Four days later comes consumer price index data, which soared in January. Inflation breakeven rates are close to the highest since 2014, signaling traders demand protection against accelerating price growth. The Fed targets 2 per cent inflation.
Each of those data points will feed into policy makers' thinking when they meet in Washington on March 20-21. The Federal Open Market Committee will almost certainly raise interest rates at the meeting, Fed funds futures data show. The group will also update their projected path of rate hikes, known as the "dot plot."
Powell said in a question-and-answer session on Tuesday that his outlook for the economy has strengthened since December, leaving bond traders to ponder the prospect of four rate hikes in 2018, like strategists at Goldman Sachs Group Inc. and JPMorgan Chase & Co. already project.
Such a shift would support the current level of two– and five-year Treasury yields. Tempered optimism from U.S. central bankers could disappoint bond bears and spark a rally in a market that's pricing in almost three Fed rate hikes in 2018.
"The key risks are around the inflation data" leading into the March Fed meeting, said Blake Gwinn, a strategist at NatWest Markets.
Next Supply Wave: March 12, 13
The U.S. Treasury successfully issued $258-billion of notes and bills over the span of just three days last week, though it came at a price. Its next challenge: selling an enlarged slate of debt that includes 10– and 30-year securities.
Earlier this month, the U.S. sold $24-billion of 10-year notes with the weakest demand in five months, at a yield almost 1 basis point higher than indicated pre-sale. The $16-billion 30-year bond auction, the biggest since 2015, also drew lackluster demand, particularly from investors like pensions and mutual funds.
The Treasury will add an extra $1-billion to each of those maturities at its auctions on March 12 and 13 as part of its borrowing plan. It'll also issue $28-billion of three-year notes, the most since 2014.
The increased U.S. borrowing, combined with the Fed trimming its balance sheet, has been a key backstop to the bond bears' argument for higher yields. If the auctions go smoothly, it could suggest that market already reflects the prospect of supply indigestion.
"Demand exists for Treasuries when preceded by an appropriate concession," BMO Capital Markets strategists Ian Lyngen and Aaron Kohli wrote in a Feb. 27 note. "We expect that the vast majority of the supply dynamics are fully priced-in at this point," though yields may have room to rise further as auction size increases become clearer.
Japanese Support: March 31
It's no coincidence that the bond rout that began in September coincided with Japanese investors cutting their holdings of U.S. Treasuries.
America's second-largest foreign creditor has scaled back on U.S. debt for five straight months, Treasury Department data show. At about $1.06-trillion, the holdings are the smallest since 2011.

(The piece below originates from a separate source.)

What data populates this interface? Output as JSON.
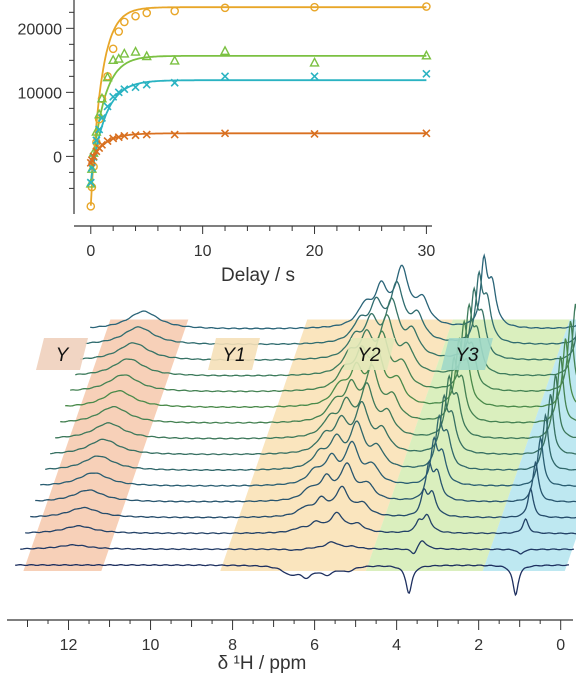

Some bond bulls are counting on the country's March 31 fiscal year-end to turn the tide back in favor of Treasuries. Over the past 10 years, July has historically been the month in which Japanese investors have flocked to U.S. government debt. Lately, the last three months of the calendar year have seen the biggest outflows.
Unlike the previous few years, however, Treasuries didn't rally to start the year. That might be because Japanese investors are still getting paltry yields on the U.S. 10-year note on a hedged basis, and going unhedged is also risky because the dollar appears to be mired in a prolonged slump.
"There is interest in buying Treasuries and getting some exposure at these kind of levels" among Japanese investors, NatWest's Gwinn said. "How they play in the market around their year-end, I certainly think that's one of the X-factors over the next month or so."